Olivier Messiaen: La dame de Shalott pour piano, après Tennyson | Yvonne Loriod-Messiaen

Yvonne Louise Georgette Loriod-Messiaen plays her husband’s first composition. Olivier Messiaen’s own commentary: This piece was composed after Tennyson’s poem “The Lady of Shalott.“ The obvious lack of experience in this work will be forgiven when one learns that I was born in December 1908 and wrote it at the beginning of 1917. I was then only eight years old! I was at Grenoble and still ignored everything about musical techniques though I played the piano (very badly) and used to sight-read at the keyboard while singing all the roles of Berlioz’s Damnation de Faust. In addition, I had read all of Shakespeare’s plays (for which I Built and colored tiny stage decors) and I knew the poems my mother, Cécile Sauvage, had dedicated to me before I was born. In this particular piece, a child’s imagination runs unleashed.
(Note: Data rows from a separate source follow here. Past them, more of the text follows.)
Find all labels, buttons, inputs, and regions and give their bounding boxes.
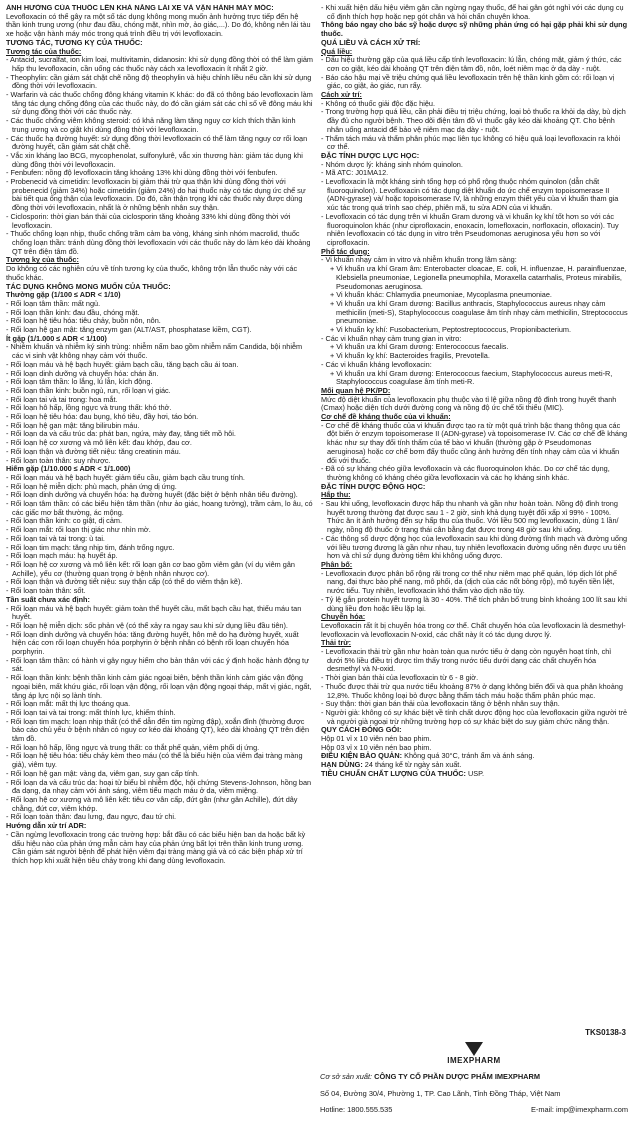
list-item: - Rối loạn hệ miễn dịch: sốc phản vệ (có thể xảy ra ngay sau khi sử dụng liều đầu tiên). (6, 620, 288, 630)
adr-rare-list (6, 474, 313, 596)
list-item: - Khi xuất hiện dấu hiệu viêm gân cần ngừng ngay thuốc, để hai gân gót nghỉ với các dụng cụ cố định thích hợp hoặc nẹp gót chân và hỏi chẩn chuyên khoa. (321, 4, 624, 21)
quality-standard-label: TIÊU CHUẨN CHẤT LƯỢNG CỦA THUỐC: (321, 768, 466, 778)
list-item: - Rối loạn mạch máu: hạ huyết áp. (6, 551, 118, 561)
list-item: - Không có thuốc giải độc đặc hiệu. (321, 98, 435, 108)
list-item: - Rối loạn tâm thần: có các biểu hiện tâm thần (như ảo giác, hoang tưởng), trầm cảm, lo âu, có các giấc mơ bất thường, ác mộng. (6, 499, 313, 517)
list-item: - Rối loạn tai và tai trong: hoa mắt. (6, 394, 118, 404)
adr-rare-title: Hiếm gặp (1/10.000 ≤ ADR < 1/1.000) (6, 464, 131, 474)
list-item: - Rối loạn tim mạch: loạn nhịp thất (có thể dẫn đến tim ngừng đập), xoắn đỉnh (thường được báo cáo chủ yếu ở bệnh nhân có nguy cơ kéo dài khoảng QT), kéo dài khoảng QT trên điện tâm đồ. (6, 716, 310, 744)
list-item: - Rối loạn tâm thần: mất ngủ. (6, 298, 101, 308)
brand-logo (320, 1042, 628, 1065)
list-item: + Vi khuẩn ưa khí Gram dương: Enterococcus faecalis. (330, 342, 509, 352)
adr-unknown-title: Tần suất chưa xác định: (6, 594, 90, 604)
sub-elimination: Thải trừ: (321, 638, 352, 648)
quality-standard-value: USP. (468, 768, 485, 778)
list-item: - Rối loạn tâm thần: lo lắng, lú lẫn, kích động. (6, 377, 153, 387)
list-item: - Rối loạn da và cấu trúc da: hoại tử biểu bì nhiễm độc, hội chứng Stevens-Johnson, hồng ban đa dạng, da nhạy cảm với ánh sáng, viêm tiểu mạch máu ở da, viêm miệng. (6, 777, 312, 796)
maker-name: CÔNG TY CỔ PHẦN DƯỢC PHẨM IMEXPHARM (374, 1072, 541, 1082)
list-item: + Vi khuẩn kỵ khí: Fusobacterium, Peptostreptococcus, Propionibacterium. (330, 325, 571, 335)
list-item: - Thuốc chống loạn nhịp, thuốc chống trầm cảm ba vòng, kháng sinh nhóm macrolid, thuốc chống loạn thần: tránh dùng đồng thời levofloxacin với các thuốc này do làm kéo dài khoảng QT trên điện tâm đồ. (6, 229, 311, 256)
list-item: - Suy thận: thời gian bán thải của levofloxacin tăng ở bệnh nhân suy thận. (321, 699, 560, 709)
pkpd-text: Mức độ diệt khuẩn của levofloxacin phụ thuộc vào tỉ lệ giữa nồng độ đỉnh trong huyết thanh (Cmax) hoặc diện tích dưới đường cong và nồng độ ức chế tối thiểu (MIC). (321, 394, 617, 413)
elimination-list (321, 648, 628, 726)
list-item: - Rối loạn dinh dưỡng và chuyển hóa: chán ăn. (6, 368, 159, 378)
sub-distribution: Phân bố: (321, 560, 353, 569)
sub-resistance: Cơ chế đề kháng thuốc của vi khuẩn: (321, 412, 451, 422)
list-item: - Các vi khuẩn kháng levofloxacin: (321, 359, 432, 369)
list-item: - Mã ATC: J01MA12. (321, 168, 389, 178)
list-item: - Cần ngừng levofloxacin trong các trường hợp: bắt đầu có các biểu hiện ban da hoặc bất kỳ dấu hiệu nào của phản ứng mẫn cảm hay của phản ứng bất lợi trên thần kinh trung ương. Cần giám sát người bệnh để phát hiện viêm đại tràng màng giả và có các biện pháp xử trí thích hợp khi xuất hiện tiêu chảy trong khi đang dùng levofloxacin. (6, 829, 306, 865)
manufacturer-footer (320, 1042, 628, 1114)
heading-overdose: QUÁ LIỀU VÀ CÁCH XỬ TRÍ: (321, 37, 421, 47)
adr-management-list (6, 831, 313, 866)
list-item: - Rối loạn hệ gan mật: tăng bilirubin máu. (6, 420, 140, 430)
list-item: - Fenbufen: nồng độ levofloxacin tăng khoảng 13% khi dùng đồng thời với fenbufen. (6, 168, 278, 178)
list-item: - Antacid, sucralfat, ion kim loại, multivitamin, didanosin: khi sử dụng đồng thời có thể làm giảm hấp thu levofloxacin, cần uống các thuốc này cách xa levofloxacin ít nhất 2 giờ. (6, 55, 313, 73)
imexpharm-logo-icon (465, 1042, 483, 1056)
list-item: - Rối loạn dinh dưỡng và chuyển hóa: tăng đường huyết, hôn mê do hạ đường huyết, xuất hiện các cơn rối loạn chuyển hóa porphyrin ở bệnh nhân có bệnh rối loạn chuyển hóa porphyrin. (6, 629, 299, 657)
heading-adr: TÁC DỤNG KHÔNG MONG MUỐN CỦA THUỐC: (6, 281, 171, 291)
sub-incompat: Tương kỵ của thuốc: (6, 255, 79, 265)
heading-packaging: QUY CÁCH ĐÓNG GÓI: (321, 725, 402, 735)
sub-absorption: Hấp thu: (321, 490, 351, 500)
list-item: - Nhóm dược lý: kháng sinh nhóm quinolon. (321, 159, 463, 169)
email: E-mail: imp@imexpharm.com (530, 1105, 628, 1115)
adr-uncommon-title: Ít gặp (1/1.000 ≤ ADR < 1/100) (6, 333, 107, 343)
list-item: - Thời gian bán thải của levofloxacin từ 6 - 8 giờ. (321, 673, 479, 683)
list-item: - Theophylin: cần giám sát chặt chẽ nồng độ theophylin và hiệu chỉnh liều nếu cần khi sử dụng đồng thời với levofloxacin. (6, 72, 312, 91)
shelf-life-value: 24 tháng kể từ ngày sản xuất. (364, 760, 462, 770)
maker-line (320, 1072, 628, 1081)
list-item: - Rối loạn thận và đường tiết niệu: tăng creatinin máu. (6, 446, 181, 456)
pharmacodynamics-list (321, 161, 628, 248)
list-item: - Rối loạn hệ cơ xương và mô liên kết: đau khớp, đau cơ. (6, 438, 192, 448)
absorption-list (321, 500, 628, 561)
list-item: - Rối loạn máu và hệ bạch huyết: giảm tiểu cầu, giảm bạch cầu trung tính. (6, 472, 245, 482)
list-item: - Thẩm tách máu và thẩm phân phúc mạc liên tục không có hiệu quả loại levofloxacin ra khỏi cơ thể. (321, 133, 621, 152)
document-code: TKS0138-3 (585, 1028, 626, 1037)
list-item: - Rối loạn toàn thân: sốt. (6, 586, 86, 596)
shelf-life-label: HẠN DÙNG: (321, 760, 363, 770)
list-item: - Rối loạn hệ tiêu hóa: tiêu chảy, buồn nôn, nôn. (6, 316, 161, 326)
list-item: - Probenecid và cimetidin: levofloxacin bị giảm thải trừ qua thận khi dùng đồng thời với probenecid (giảm 34%) hoặc cimetidin (giảm 24%) do hai thuốc này có tác dụng ức chế sự bài tiết qua ống thận của levofloxacin. Do đó, cần thận trọng khi các thuốc này được dùng đồng thời với levofloxacin, nhất là ở những bệnh nhân suy thận. (6, 177, 306, 213)
list-item: - Thuốc được thải trừ qua nước tiểu khoảng 87% ở dạng không biến đổi và qua phân khoảng 12,8%. Thuốc không loại bỏ được bằng thẩm tách máu hoặc thẩm phân phúc mạc. (321, 681, 623, 700)
list-item: - Rối loạn hệ cơ xương và mô liên kết: tiêu cơ vân cấp, đứt gân (như gân Achille), đứt dây chằng, đứt cơ, viêm khớp. (6, 794, 298, 813)
adr-common-list (6, 300, 313, 335)
maker-address: Số 04, Đường 30/4, Phường 1, TP. Cao Lãnh, Tỉnh Đồng Tháp, Việt Nam (320, 1088, 561, 1098)
list-item: - Cơ chế đề kháng thuốc của vi khuẩn được tạo ra từ một quá trình bậc thang thông qua các đột biến ở enzym topoisomerase II (ADN-gyrase) và topoisomerase IV. Các cơ chế đề kháng khác như sự thay đổi tính thấm của tế bào vi khuẩn (thường gặp ở Pseudomonas aeruginosa) hoặc cơ chế bơm đẩy thuốc cũng ảnh hưởng đến tính nhạy cảm của vi khuẩn đối với thuốc. (321, 420, 628, 465)
packaging-2: Hộp 03 vỉ x 10 viên nén bao phim. (321, 742, 432, 752)
list-item: - Rối loạn toàn thân: suy nhược. (6, 455, 111, 465)
list-item: - Levofloxacin được phân bố rộng rãi trong cơ thể như niêm mạc phế quản, lớp dịch lót phế nang, đại thực bào phế nang, mô phổi, da (dịch của các nốt bỏng rộp), mô tuyến tiền liệt, nước tiểu. Tuy nhiên, levofloxacin khó thấm vào dịch não tủy. (321, 568, 617, 596)
driving-text: Levofloxacin có thể gây ra một số tác dụng không mong muốn ảnh hưởng trực tiếp đến hệ thần kinh trung ương (như đau đầu, chóng mặt, nhìn mờ, ảo giác,...). Do đó, không nên lái tàu xe hoặc vận hành máy móc trong quá trình điều trị với levofloxacin. (6, 11, 311, 39)
sub-metabolism: Chuyển hóa: (321, 612, 366, 622)
sub-treatment: Cách xử trí: (321, 90, 362, 100)
adr-management-title: Hướng dẫn xử trí ADR: (6, 821, 87, 831)
columns (6, 4, 632, 1084)
list-item: + Vi khuẩn kỵ khí: Bacteroides fragilis, Prevotella. (330, 351, 490, 361)
list-item: - Tỷ lệ gắn protein huyết tương là 30 - 40%. Thể tích phân bố trung bình khoảng 100 lít sau khi dùng liều đơn hoặc liều lặp lại. (321, 594, 627, 613)
list-item: - Báo cáo hậu mại về triệu chứng quá liều levofloxacin trên hệ thần kinh gồm có: rối loạn vị giác, co giật, ảo giác, run rẩy. (321, 72, 615, 91)
incompat-text: Do không có các nghiên cứu về tính tương kỵ của thuốc, không trộn lẫn thuốc này với các thuốc khác. (6, 264, 298, 282)
list-item: - Rối loạn hệ cơ xương và mô liên kết: rối loạn gân cơ bao gồm viêm gân (ví dụ viêm gân Achille), yếu cơ (thường quan trọng ở bệnh nhân nhược cơ). (6, 560, 295, 578)
list-item: - Rối loạn thần kinh: bệnh thần kinh cảm giác ngoại biên, bệnh thần kinh cảm giác vận động ngoại biên, mất khứu giác, rối loạn vận động, rối loạn vận động ngoại tháp, mất vị giác, ngất, tăng áp lực nội sọ lành tính. (6, 673, 312, 700)
packaging-1: Hộp 01 vỉ x 10 viên nén bao phim. (321, 734, 432, 744)
list-item: - Rối loạn tâm thần: có hành vi gây nguy hiểm cho bản thân với các ý định hoặc hành động tự sát. (6, 655, 309, 674)
list-item: - Rối loạn thần kinh: co giật, dị cảm. (6, 516, 122, 526)
list-item: - Rối loạn hệ miễn dịch: phù mạch, phản ứng dị ứng. (6, 481, 177, 491)
list-item: - Rối loạn tim mạch: tăng nhịp tim, đánh trống ngực. (6, 542, 175, 552)
list-item: - Vắc xin kháng lao BCG, mycophenolat, sulfonylurê, vắc xin thương hàn: giảm tác dụng khi dùng đồng thời với levofloxacin. (6, 150, 303, 169)
list-item: - Rối loạn hệ gan mật: vàng da, viêm gan, suy gan cấp tính. (6, 768, 200, 778)
sub-pkpd: Mối quan hệ PK/PD: (321, 385, 391, 395)
resistance-list (321, 422, 628, 483)
sub-overdose: Quá liều: (321, 46, 353, 56)
list-item: - Các vi khuẩn nhạy cảm trung gian in vitro: (321, 333, 462, 343)
list-item: - Rối loạn hệ tiêu hóa: đau bụng, khó tiêu, đầy hơi, táo bón. (6, 412, 199, 422)
list-item: - Rối loạn máu và hệ bạch huyết: giảm toàn thể huyết cầu, mất bạch cầu hạt, thiếu máu tan huyết. (6, 603, 302, 622)
list-item: - Rối loạn thần kinh: đau đầu, chóng mặt. (6, 307, 140, 317)
brand-name: IMEXPHARM (447, 1056, 501, 1065)
report-notice: Thông báo ngay cho bác sỹ hoặc dược sỹ những phản ứng có hại gặp phải khi sử dụng thuốc. (321, 20, 628, 39)
adr-unknown-list (6, 605, 313, 823)
spectrum-list (321, 256, 628, 387)
list-item: - Sau khi uống, levofloxacin được hấp thu nhanh và gần như hoàn toàn. Nồng độ đỉnh trong huyết tương thường đạt được sau 1 - 2 giờ, sinh khả dụng tuyệt đối xấp xỉ 99% - 100%. Thức ăn ít ảnh hưởng đến sự hấp thu của thuốc. Với liều 500 mg levofloxacin, dùng 1 lần/ ngày, nồng độ thuốc ở trạng thái cân bằng đạt được trong 48 giờ sau khi uống. (321, 499, 619, 535)
adr-common-title: Thường gặp (1/100 ≤ ADR < 1/10) (6, 290, 121, 300)
storage-label: ĐIỀU KIỆN BẢO QUẢN: (321, 751, 403, 761)
heading-pharmacokinetics: ĐẶC TÍNH DƯỢC ĐỘNG HỌC: (321, 481, 426, 491)
storage-value: Không quá 30°C, tránh ẩm và ánh sáng. (404, 751, 535, 761)
maker-label: Cơ sở sản xuất: (320, 1072, 373, 1082)
list-item: - Rối loạn mắt: rối loạn thị giác như nhìn mờ. (6, 525, 151, 535)
interaction-list (6, 56, 313, 256)
contact-row (320, 1105, 628, 1114)
heading-pharmacodynamics: ĐẶC TÍNH DƯỢC LỰC HỌC: (321, 150, 420, 160)
list-item: - Rối loạn hô hấp, lồng ngực và trung thất: khó thở. (6, 403, 172, 413)
distribution-list (321, 570, 628, 614)
list-item: - Levofloxacin thải trừ gần như hoàn toàn qua nước tiểu ở dạng còn nguyên hoạt tính, chỉ dưới 5% liều điều trị được tìm thấy trong nước tiểu dưới dạng các chất chuyển hóa desmethyl và N-oxid. (321, 647, 611, 674)
list-item: - Rối loạn hệ tiêu hóa: tiêu chảy kèm theo máu (có thể là biểu hiện của viêm đại tràng màng giả), viêm tụy. (6, 751, 303, 770)
right-column (321, 4, 628, 1084)
left-column (6, 4, 313, 1084)
tendon-advice (321, 4, 628, 21)
list-item: - Rối loạn tai và tai trong: mất thính lực, khiếm thính. (6, 707, 176, 717)
adr-uncommon-list (6, 343, 313, 465)
list-item: - Đã có sự kháng chéo giữa levofloxacin và các fluoroquinolon khác. Do cơ chế tác dụng, thường không có kháng chéo giữa levofloxacin và các họ kháng sinh khác. (321, 464, 610, 482)
list-item: - Ciclosporin: thời gian bán thải của ciclosporin tăng khoảng 33% khi dùng đồng thời với levofloxacin. (6, 211, 291, 230)
list-item: - Warfarin và các thuốc chống đông kháng vitamin K khác: do đã có thông báo levofloxacin làm tăng tác dụng chống đông của các thuốc này, do đó cần giám sát các chỉ số về đông máu khi sử dụng đồng thời với các thuốc này. (6, 90, 313, 117)
list-item: - Rối loạn hệ gan mật: tăng enzym gan (ALT/AST, phosphatase kiềm, CGT). (6, 325, 252, 335)
list-item: - Rối loạn dinh dưỡng và chuyển hóa: hạ đường huyết (đặc biệt ở bệnh nhân tiểu đường). (6, 490, 298, 500)
list-item: - Rối loạn thận và đường tiết niệu: suy thận cấp (có thể do viêm thận kẽ). (6, 577, 243, 587)
list-item: - Rối loạn da và cấu trúc da: phát ban, ngứa, mày đay, tăng tiết mồ hôi. (6, 429, 236, 439)
list-item: - Rối loạn tai và tai trong: ù tai. (6, 533, 105, 543)
list-item: - Người già: không có sự khác biệt về tính chất dược động học của levofloxacin giữa người trẻ và người già ngoại trừ những trường hợp có sự khác biệt do suy giảm chức năng thận. (321, 707, 628, 726)
list-item: - Rối loạn hô hấp, lồng ngực và trung thất: co thắt phế quản, viêm phổi dị ứng. (6, 742, 260, 752)
list-item: - Các thuốc chống viêm không steroid: có khả năng làm tăng nguy cơ kích thích thần kinh trung ương và co giật khi dùng đồng thời với levofloxacin. (6, 116, 296, 134)
metabolism-text: Levofloxacin rất ít bị chuyển hóa trong cơ thể. Chất chuyển hóa của levofloxacin là desmethyl-levofloxacin và levofloxacin N-oxid, các chất này ít có tác dụng dược lý. (321, 620, 626, 639)
list-item: - Nhiễm khuẩn và nhiễm ký sinh trùng: nhiễm nấm bao gồm nhiễm nấm Candida, bội nhiễm các vi sinh vật không nhạy cảm với thuốc. (6, 342, 303, 361)
heading-driving: ẢNH HƯỞNG CỦA THUỐC LÊN KHẢ NĂNG LÁI XE VÀ VẬN HÀNH MÁY MÓC: (6, 4, 274, 12)
list-item: + Vi khuẩn ưa khí Gram âm: Enterobacter cloacae, E. coli, H. influenzae, H. parainfluenzae, Klebsiella pneumoniae, Legionella pneumophila, Moraxella catarrhalis, Proteus mirabilis, Pseudomonas aeruginosa. (330, 264, 627, 291)
sub-interactions: Tương tác của thuốc: (6, 46, 82, 56)
list-item: - Dấu hiệu thường gặp của quá liều cấp tính levofloxacin: lú lẫn, chóng mặt, giảm ý thức, các cơn co giật, kéo dài khoảng QT trên điện tâm đồ, nôn, loét niêm mạc ở dạ dày - ruột. (321, 55, 622, 73)
list-item: - Các thông số dược động học của levofloxacin sau khi dùng đường tĩnh mạch và đường uống với liều tương đương là gần như nhau, tuy nhiên levofloxacin đường uống nên được ưu tiên hơn và chỉ sử dụng đường tiêm khi không uống được. (321, 533, 628, 561)
list-item: + Vi khuẩn ưa khí Gram dương: Bacillus anthracis, Staphylococcus aureus nhạy cảm methicilin (meti-S), Staphylococcus coagulase âm tính nhạy cảm methicilin, Streptococcus pneumoniae. (330, 298, 628, 326)
list-item: - Rối loạn mắt: mất thị lực thoáng qua. (6, 699, 131, 709)
sub-spectrum: Phổ tác dụng: (321, 246, 370, 256)
list-item: - Rối loạn máu và hệ bạch huyết: giảm bạch cầu, tăng bạch cầu ái toan. (6, 359, 239, 369)
list-item: - Vi khuẩn nhạy cảm in vitro và nhiễm khuẩn trong lâm sàng: (321, 255, 517, 265)
heading-interactions: TƯƠNG TÁC, TƯƠNG KỴ CỦA THUỐC: (6, 37, 143, 47)
quality-standard (321, 770, 628, 779)
treatment-list (321, 100, 628, 152)
list-item: - Levofloxacin là một kháng sinh tổng hợp có phổ rộng thuộc nhóm quinolon (dẫn chất fluoroquinolon). Levofloxacin có tác dụng diệt khuẩn do ức chế enzym topoisomerase II (ADN-gyrase) và/ hoặc topoisomerase IV, là những enzym thiết yếu của vi khuẩn tham gia xúc tác trong quá trình sao chép, phiên mã, tu sửa ADN của vi khuẩn. (321, 177, 619, 213)
list-item: - Levofloxacin có tác dụng trên vi khuẩn Gram dương và vi khuẩn kỵ khí tốt hơn so với các fluoroquinolon khác (như ciprofloxacin, enoxacin, lomefloxacin, norfloxacin, ofloxacin). Tuy nhiên levofloxacin có tác dụng in vitro trên Pseudomonas aeruginosa yếu hơn so với ciprofloxacin. (321, 211, 619, 247)
hotline: Hotline: 1800.555.535 (320, 1105, 393, 1115)
list-item: - Trong trường hợp quá liều, cần phải điều trị triệu chứng, loại bỏ thuốc ra khỏi dạ dày, bù dịch đầy đủ cho người bệnh. Theo dõi điện tâm đồ vì thuốc gây kéo dài khoảng QT. Cho bệnh nhân uống antacid để bảo vệ niêm mạc dạ dày - ruột. (321, 107, 626, 134)
list-item: - Rối loạn toàn thân: đau lưng, đau ngực, đau tứ chi. (6, 812, 177, 822)
list-item: - Rối loạn thần kinh: buồn ngủ, run, rối loạn vị giác. (6, 385, 171, 395)
list-item: + Vi khuẩn khác: Chlamydia pneumoniae, Mycoplasma pneumoniae. (330, 290, 552, 300)
list-item: + Vi khuẩn ưa khí Gram dương: Enterococcus faecium, Staphylococcus aureus meti-R, Staphylococcus coagulase âm tính meti-R. (330, 368, 613, 387)
overdose-list (321, 56, 628, 91)
list-item: - Các thuốc hạ đường huyết: sử dụng đồng thời levofloxacin có thể làm tăng nguy cơ rối loạn đường huyết, cần giám sát chặt chẽ. (6, 133, 308, 152)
Nothing is missing: the castles, the inflection of the spoken word, the song of Lady Shalott (weaving!), Sir Lancelot on horseback, the broken mirror, the tapestry which flies out the window, the falling willow leaves, and the death of the lady who lies in a boat drifting down the river (barcarole!).Despite its extraordinary naivety, this work is nonetheless my opus 1.